One powerful way to give yourself an arena where the stakes for failure are low and the joy of exploration is high is to build something for yourself. When we build for ourselves, we:

carve out a slice of reality in which we direct our interests inhabit all the roles: product owner, developer, support, and user This way, all the feedback loops are on your local loopback interface. The next best thing to do is up to you. You conjure personal autonomy in the virtual creation space. What does it all yield? A landscape where ideas beget other ideas ad nauseam.

Recently, a clip of Rick Rubin went viral saying:

I'm not making it for them, I'm making it for me. And... it turns out that when you make something truly for yourself, you're doing the best thing you possibly can for the audience.

Elon Musk shared the video, adding "This is how we create Tesla products." Others chimed in. Admittedly, building for ourselves isn't always possible, especially in our domain, where we might find considerable geographic, linguistic, and cultural distance between us and our users. Even so, those instances when I've embraced the spirit of building for myself have been fruitful and exciting.

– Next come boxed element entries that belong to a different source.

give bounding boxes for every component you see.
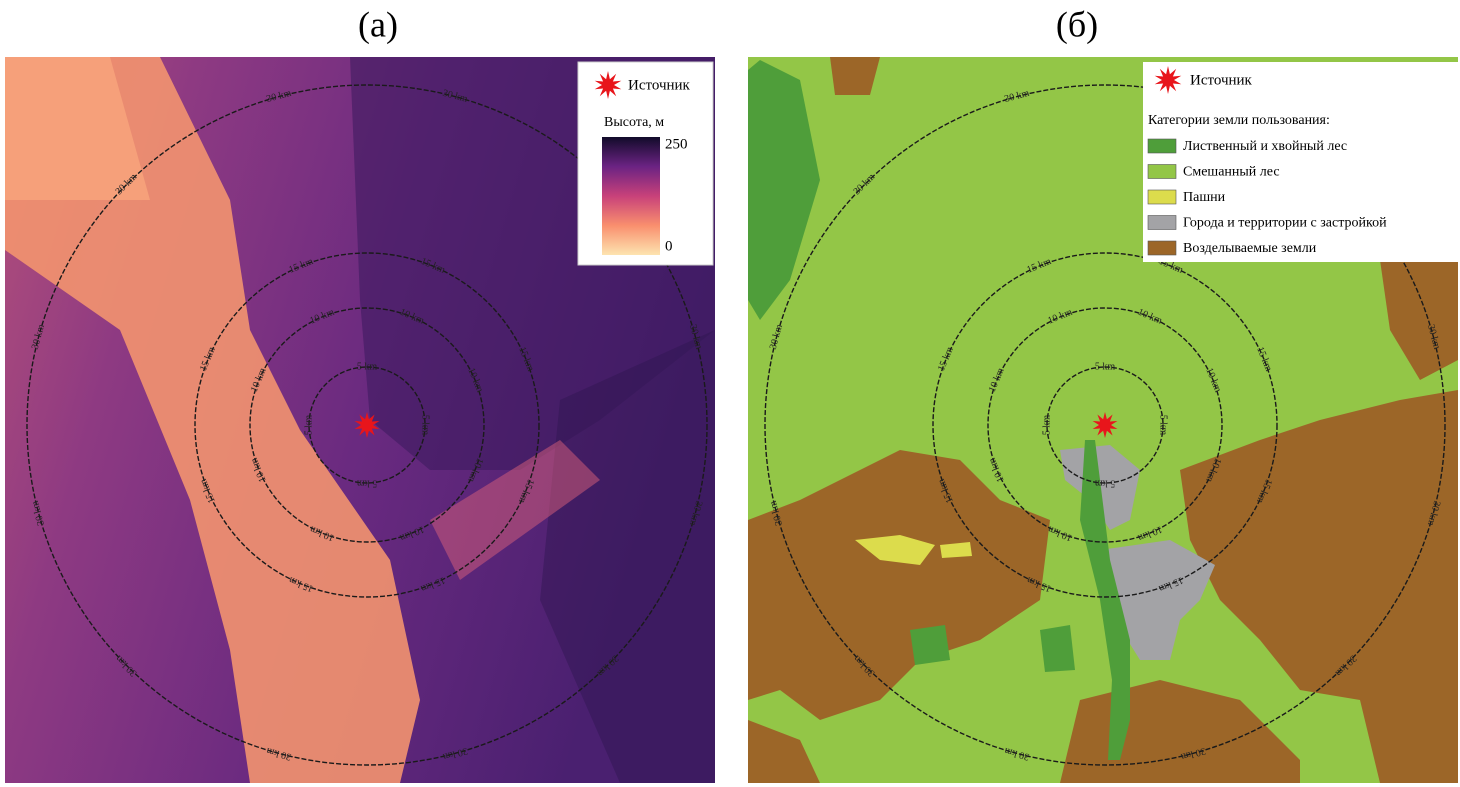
source-icon <box>594 71 622 99</box>
source-icon <box>1154 66 1182 94</box>
land-patch <box>830 57 880 95</box>
legend-label: Возделываемые земли <box>1183 241 1317 256</box>
valley <box>5 57 150 200</box>
legend-swatch <box>1147 189 1177 205</box>
land-patch <box>1040 625 1075 672</box>
legend-label: Города и территории с застройкой <box>1183 216 1387 231</box>
legend-box <box>1143 62 1458 262</box>
source-icon <box>1092 412 1118 438</box>
colorbar-label: 0 <box>665 238 673 254</box>
legend: Источник Категории земли пользования: Ли… <box>1143 62 1458 262</box>
range-ring <box>308 366 426 484</box>
range-ring <box>194 252 540 598</box>
colorbar-title: Высота, м <box>604 115 664 130</box>
ring-label: 5 km <box>1095 478 1116 489</box>
land-patch <box>748 60 820 320</box>
ring-label: 5 km <box>1158 415 1169 436</box>
panel-label: (б) <box>1056 4 1098 44</box>
land-patch <box>748 450 1050 720</box>
ring-label: 5 km <box>357 478 378 489</box>
ring-label: 5 km <box>1041 415 1052 436</box>
ring-label: 5 km <box>1095 361 1116 372</box>
panel-label: (а) <box>358 4 398 44</box>
land-patch <box>1180 390 1458 783</box>
valley <box>5 57 420 783</box>
legend-title: Категории земли пользования: <box>1148 113 1330 128</box>
land-patch <box>748 720 820 783</box>
range-ring <box>249 307 485 543</box>
colorbar-label: 250 <box>665 136 688 152</box>
ring-label: 5 km <box>303 415 314 436</box>
highland <box>540 330 715 783</box>
land-patch <box>1100 540 1215 660</box>
range-ring <box>932 252 1278 598</box>
legend-label: Смешанный лес <box>1183 165 1280 180</box>
range-ring <box>1046 366 1164 484</box>
colorbar <box>602 137 660 255</box>
range-ring <box>764 84 1446 766</box>
land-patch <box>910 625 950 665</box>
range-ring <box>26 84 708 766</box>
legend: Источник Высота, м 250 0 <box>577 61 714 266</box>
legend-label: Источник <box>628 77 691 93</box>
legend-label: Пашни <box>1183 190 1226 205</box>
legend-label: Источник <box>1190 72 1253 88</box>
source-icon <box>354 412 380 438</box>
ring-label: 5 km <box>420 415 431 436</box>
valley <box>430 440 600 580</box>
legend-label: Лиственный и хвойный лес <box>1183 139 1347 154</box>
land-patch <box>1080 440 1130 760</box>
legend-swatch <box>1147 164 1177 179</box>
legend-swatch <box>1147 215 1177 230</box>
land-patch <box>940 542 972 558</box>
ring-label: 5 km <box>357 361 378 372</box>
legend-swatch <box>1147 240 1177 256</box>
legend-swatch <box>1147 138 1177 154</box>
land-patch <box>1380 250 1458 380</box>
range-ring <box>987 307 1223 543</box>
land-patch <box>855 535 935 565</box>
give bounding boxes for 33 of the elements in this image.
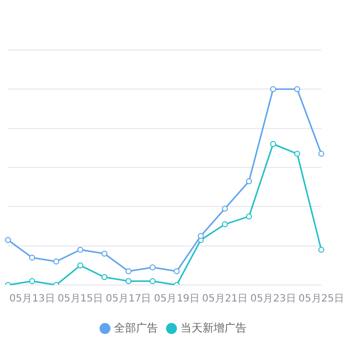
point — [5, 236, 11, 243]
x-tick-label: 05月19日 — [154, 294, 200, 305]
point — [77, 262, 84, 268]
point — [318, 150, 324, 157]
point — [150, 264, 156, 270]
point — [101, 250, 108, 257]
x-tick-label: 05月13日 — [9, 294, 55, 305]
point — [77, 246, 84, 253]
point — [294, 150, 300, 157]
point — [29, 254, 36, 261]
legend-label: 当天新增广告 — [180, 321, 246, 334]
point — [270, 86, 276, 92]
point — [246, 178, 252, 184]
x-tick-label: 05月23日 — [250, 294, 296, 305]
point — [318, 246, 324, 253]
point — [222, 206, 228, 212]
legend-label: 全部广告 — [114, 321, 158, 334]
point — [29, 278, 36, 284]
point — [270, 141, 276, 147]
x-tick-label: 05月21日 — [202, 294, 248, 305]
point — [125, 278, 132, 284]
point — [125, 268, 132, 274]
point — [222, 221, 228, 228]
point — [294, 86, 300, 92]
point — [246, 213, 252, 220]
x-tick-label: 05月25日 — [298, 294, 344, 305]
x-tick-label: 05月15日 — [58, 294, 104, 305]
point — [174, 268, 180, 274]
point — [150, 278, 156, 284]
x-tick-label: 05月17日 — [106, 294, 152, 305]
point — [53, 258, 60, 264]
point — [198, 233, 204, 240]
point — [101, 274, 108, 280]
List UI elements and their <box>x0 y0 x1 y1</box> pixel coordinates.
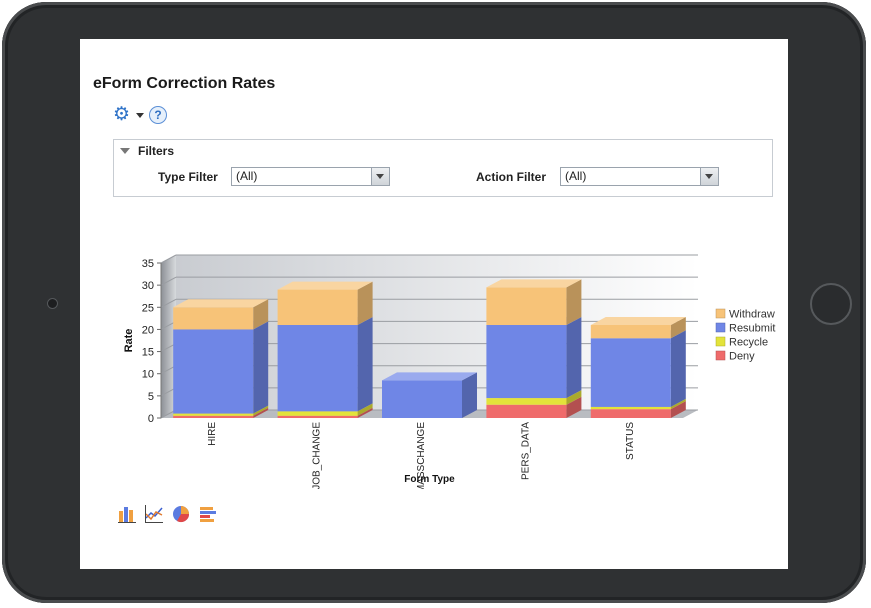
y-tick-label: 0 <box>148 413 154 425</box>
horizontal-bar-chart-icon[interactable] <box>199 505 217 523</box>
chart: 0 5 10 15 20 25 30 35 Rate HIRE JOB_CHANGE MASSCHAN… <box>123 254 775 489</box>
y-tick-label: 35 <box>142 258 154 270</box>
chevron-down-icon[interactable] <box>136 112 144 118</box>
type-filter-label: Type Filter <box>158 170 218 184</box>
y-tick-label: 30 <box>142 280 154 292</box>
y-tick-label: 25 <box>142 302 154 314</box>
bar-pers_data-deny <box>486 404 567 418</box>
x-tick-label: JOB_CHANGE <box>312 422 323 489</box>
type-filter-select[interactable]: (All) <box>231 167 390 186</box>
bar-job_change-deny <box>277 415 358 418</box>
legend-label-deny: Deny <box>729 351 755 363</box>
chevron-down-icon[interactable] <box>371 168 389 185</box>
legend-swatch <box>715 350 726 361</box>
bar-hire-deny <box>173 415 254 418</box>
bar-status-recycle-side <box>670 398 686 410</box>
action-filter-label: Action Filter <box>476 170 547 184</box>
bar-job_change-resubmit-side <box>357 317 373 412</box>
legend-swatch <box>715 322 726 333</box>
collapse-triangle-icon <box>120 148 130 154</box>
bar-job_change-withdraw <box>277 289 358 325</box>
bar-pers_data-resubmit <box>486 325 567 399</box>
legend-label-recycle: Recycle <box>729 337 768 349</box>
toolbar: ⚙ ? <box>113 105 167 125</box>
bar-status-deny <box>590 409 671 418</box>
y-tick-label: 5 <box>148 391 154 403</box>
bar-status-withdraw-top <box>590 317 686 325</box>
bar-hire-deny-side <box>253 407 269 418</box>
bar-pers_data-resubmit-side <box>566 317 582 399</box>
bar-status-recycle <box>590 406 671 410</box>
filters-panel: Filters Type Filter (All) Action Filter … <box>113 139 773 197</box>
action-filter-value: (All) <box>565 169 587 183</box>
action-filter-select[interactable]: (All) <box>560 167 719 186</box>
bar-status-resubmit <box>590 338 671 407</box>
bar-masschange-resubmit-side <box>462 372 477 418</box>
bar-status-withdraw <box>590 325 671 339</box>
gridline <box>160 254 177 264</box>
page-title: eForm Correction Rates <box>93 75 276 92</box>
line-chart-icon[interactable] <box>145 505 163 523</box>
bar-hire-withdraw <box>173 307 254 330</box>
bar-pers_data-recycle <box>486 398 567 405</box>
bar-hire-resubmit <box>173 329 254 414</box>
chart-type-switcher <box>118 505 217 523</box>
bar-masschange-resubmit-top <box>382 372 477 381</box>
bar-hire-recycle <box>173 413 254 416</box>
filters-toggle[interactable]: Filters <box>120 144 174 158</box>
bar-hire-withdraw-side <box>253 299 269 330</box>
bar-hire-recycle-side <box>253 405 269 416</box>
bar-status-deny-side <box>670 401 686 418</box>
x-tick-label: HIRE <box>207 422 218 446</box>
home-button[interactable] <box>810 283 852 325</box>
gridline <box>160 276 177 286</box>
bar-hire-withdraw-top <box>173 299 269 308</box>
chevron-down-icon[interactable] <box>700 168 718 185</box>
legend-swatch <box>715 308 726 319</box>
bar-masschange-resubmit <box>382 380 462 418</box>
legend-label-resubmit: Resubmit <box>729 323 775 335</box>
y-tick-label: 20 <box>142 324 154 336</box>
bar-job_change-resubmit <box>277 325 358 412</box>
legend-label-withdraw: Withdraw <box>729 309 775 321</box>
bar-pers_data-withdraw <box>486 287 567 325</box>
x-axis-label: Form Type <box>404 474 455 485</box>
x-tick-label: MASSCHANGE <box>416 422 427 489</box>
bar-chart-icon[interactable] <box>118 505 136 523</box>
gridline <box>160 298 177 308</box>
bar-hire-resubmit-side <box>253 321 269 414</box>
legend-swatch <box>715 336 726 347</box>
x-tick-label: PERS_DATA <box>520 422 531 480</box>
type-filter-value: (All) <box>236 169 258 183</box>
gear-icon[interactable]: ⚙ <box>113 104 131 125</box>
bar-pers_data-withdraw-top <box>486 279 582 288</box>
bar-job_change-withdraw-top <box>277 281 373 290</box>
filters-header: Filters <box>138 144 175 158</box>
screen: eForm Correction Rates ⚙ ? Filters Type … <box>80 39 788 569</box>
bar-pers_data-withdraw-side <box>566 279 582 325</box>
bar-pers_data-recycle-side <box>566 390 582 405</box>
bar-job_change-deny-side <box>357 407 373 418</box>
bar-job_change-recycle-side <box>357 403 373 416</box>
bar-pers_data-deny-side <box>566 396 582 418</box>
chart-side-wall <box>161 255 176 418</box>
y-tick-label: 15 <box>142 347 154 359</box>
bar-status-resubmit-side <box>670 330 686 407</box>
pie-chart-icon[interactable] <box>172 505 190 523</box>
bar-job_change-recycle <box>277 411 358 416</box>
y-axis-label: Rate <box>123 329 135 353</box>
bar-job_change-withdraw-side <box>357 281 373 325</box>
y-tick-label: 10 <box>142 369 154 381</box>
x-tick-label: STATUS <box>625 422 636 460</box>
help-icon[interactable]: ? <box>149 106 167 124</box>
bar-status-withdraw-side <box>670 317 686 339</box>
camera-icon <box>47 298 58 309</box>
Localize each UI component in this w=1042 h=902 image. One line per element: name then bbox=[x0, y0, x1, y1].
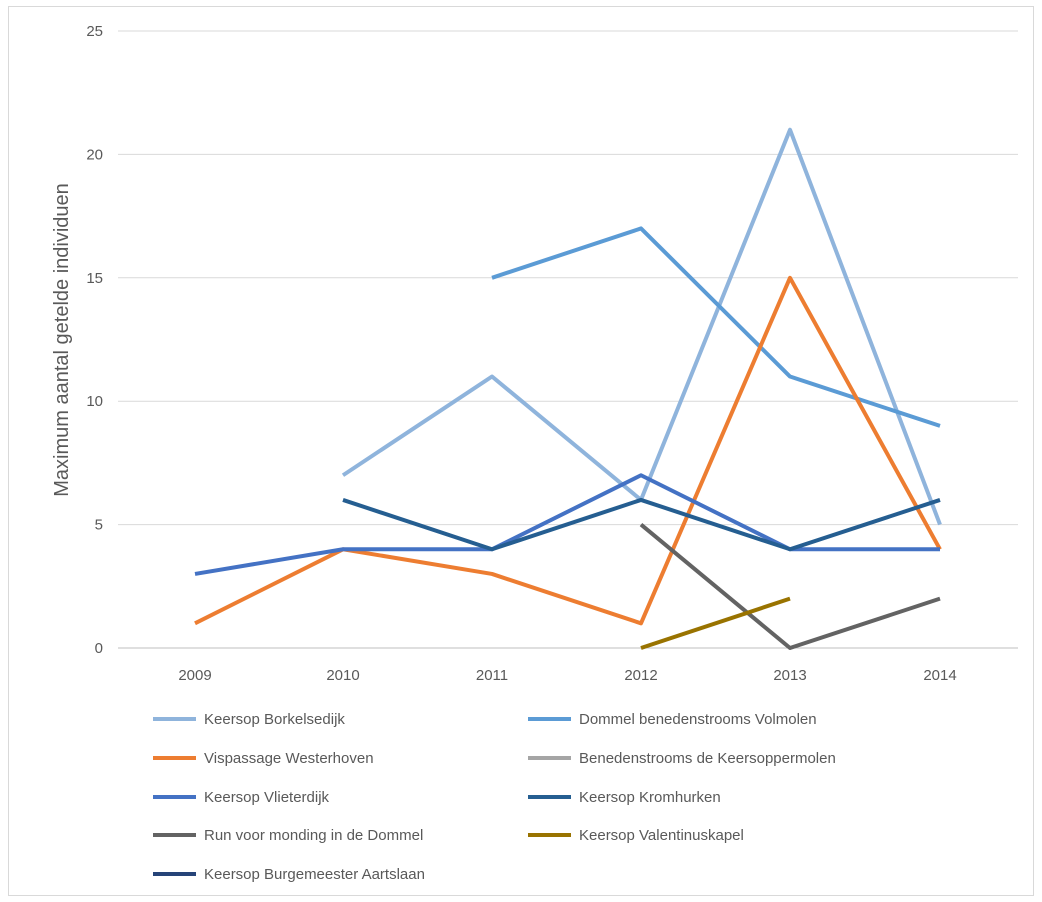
x-tick-label: 2012 bbox=[624, 667, 657, 684]
legend-item: Vispassage Westerhoven bbox=[153, 750, 374, 767]
x-axis-ticks: 2009 2010 2011 2012 2013 2014 bbox=[178, 667, 956, 684]
legend-item: Keersop Kromhurken bbox=[528, 789, 721, 806]
legend-label: Keersop Borkelsedijk bbox=[204, 711, 345, 728]
y-tick-label: 25 bbox=[86, 23, 103, 40]
series-line bbox=[194, 275, 942, 626]
y-axis-title: Maximum aantal getelde individuen bbox=[51, 183, 73, 497]
y-tick-label: 10 bbox=[86, 393, 103, 410]
legend-label: Run voor monding in de Dommel bbox=[204, 827, 423, 844]
legend-item: Keersop Valentinuskapel bbox=[528, 827, 744, 844]
y-tick-label: 0 bbox=[95, 640, 103, 657]
legend-item: Keersop Burgemeester Aartslaan bbox=[153, 866, 425, 883]
x-tick-label: 2014 bbox=[923, 667, 956, 684]
legend-label: Benedenstrooms de Keersoppermolen bbox=[579, 750, 836, 767]
legend-item: Dommel benedenstrooms Volmolen bbox=[528, 711, 817, 728]
legend-item: Benedenstrooms de Keersoppermolen bbox=[528, 750, 836, 767]
series-line bbox=[491, 226, 941, 428]
y-axis-ticks: 0 5 10 15 20 25 bbox=[86, 23, 103, 657]
legend-label: Keersop Vlieterdijk bbox=[204, 789, 330, 806]
legend-item: Keersop Borkelsedijk bbox=[153, 711, 345, 728]
legend-label: Dommel benedenstrooms Volmolen bbox=[579, 711, 817, 728]
series-lines bbox=[194, 127, 942, 650]
x-tick-label: 2013 bbox=[773, 667, 806, 684]
legend-item: Keersop Vlieterdijk bbox=[153, 789, 330, 806]
series-line bbox=[194, 473, 940, 576]
legend: Keersop Borkelsedijk Dommel benedenstroom… bbox=[153, 711, 836, 883]
legend-label: Keersop Valentinuskapel bbox=[579, 827, 744, 844]
legend-label: Keersop Kromhurken bbox=[579, 789, 721, 806]
y-tick-label: 20 bbox=[86, 146, 103, 163]
legend-label: Vispassage Westerhoven bbox=[204, 750, 374, 767]
legend-label: Keersop Burgemeester Aartslaan bbox=[204, 866, 425, 883]
y-tick-label: 15 bbox=[86, 270, 103, 287]
x-tick-label: 2011 bbox=[476, 667, 508, 684]
gridlines bbox=[118, 30, 1018, 649]
series-line bbox=[639, 523, 941, 650]
x-tick-label: 2010 bbox=[326, 667, 359, 684]
series-line bbox=[342, 497, 941, 552]
series-line bbox=[640, 596, 791, 650]
x-tick-label: 2009 bbox=[178, 667, 211, 684]
legend-item: Run voor monding in de Dommel bbox=[153, 827, 423, 844]
y-tick-label: 5 bbox=[95, 517, 103, 534]
series-line bbox=[341, 127, 942, 526]
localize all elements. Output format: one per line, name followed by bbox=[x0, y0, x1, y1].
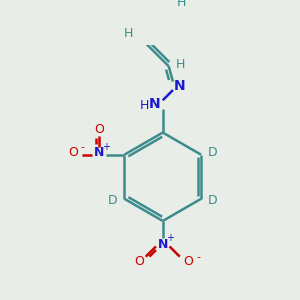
Text: O: O bbox=[68, 146, 78, 159]
Text: +: + bbox=[166, 233, 174, 243]
Text: H: H bbox=[140, 99, 149, 112]
Text: D: D bbox=[208, 146, 218, 159]
Text: N: N bbox=[148, 98, 160, 112]
Text: N: N bbox=[94, 146, 104, 159]
Text: N: N bbox=[174, 79, 186, 93]
Text: -: - bbox=[80, 142, 84, 152]
Text: H: H bbox=[176, 58, 185, 71]
Text: D: D bbox=[108, 194, 117, 207]
Text: -: - bbox=[196, 252, 200, 262]
Text: O: O bbox=[94, 123, 104, 136]
Text: H: H bbox=[177, 0, 186, 9]
Text: O: O bbox=[134, 255, 144, 268]
Text: N: N bbox=[158, 238, 168, 251]
Text: +: + bbox=[102, 142, 110, 152]
Text: H: H bbox=[124, 27, 134, 40]
Text: D: D bbox=[208, 194, 218, 207]
Text: O: O bbox=[183, 255, 193, 268]
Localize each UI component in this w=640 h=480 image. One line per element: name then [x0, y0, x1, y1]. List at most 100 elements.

Now, this probably all sounds very abstract. I'll share a personal example. Last year, I began building a scripture-reading progressive web app. My original goal was to familiarize myself with a few technologies and see how feasible it would be to do all data loading and computation on the client. The project did not get very far when I realized it would be interesting to add the ability to make notes on any combination of words in the text. Once I added the feature to take notes in scripture, I started using the app in my regular scripture reading practices. As my notes accumulated, I quickly implemented a tagging system. Simple tags made it easier to search through my notes and find that one question I almost forgot, or that encouragement I remember recording in Psalm 90. My little app now had a unique mashup of scripture reading and PKM tools. It was a blast to build! From there, I knew what I wanted next: to generate prompts from my notes for use with LLMs. Now, my notes were speaking back to me in a way that reflected my values and journey of understanding. Each feature I add to this app generates new ideas and makes the tool a little more useful for me. Naturally, the ideas I've accumulated as I've built for myself have bled over my strategy and tactics for other projects.

Setting aside little slices of time for a personal project can yield dividends in unexpected ways. In our current context, tools like ChatGPT and Claude allow us to use our time on personal projects more efficiently than before. Increasingly, our limits are set in terms of allocation rather than ability.

However you choose to learn and grow in 2024, TechNews.Bible will be with you on the journey!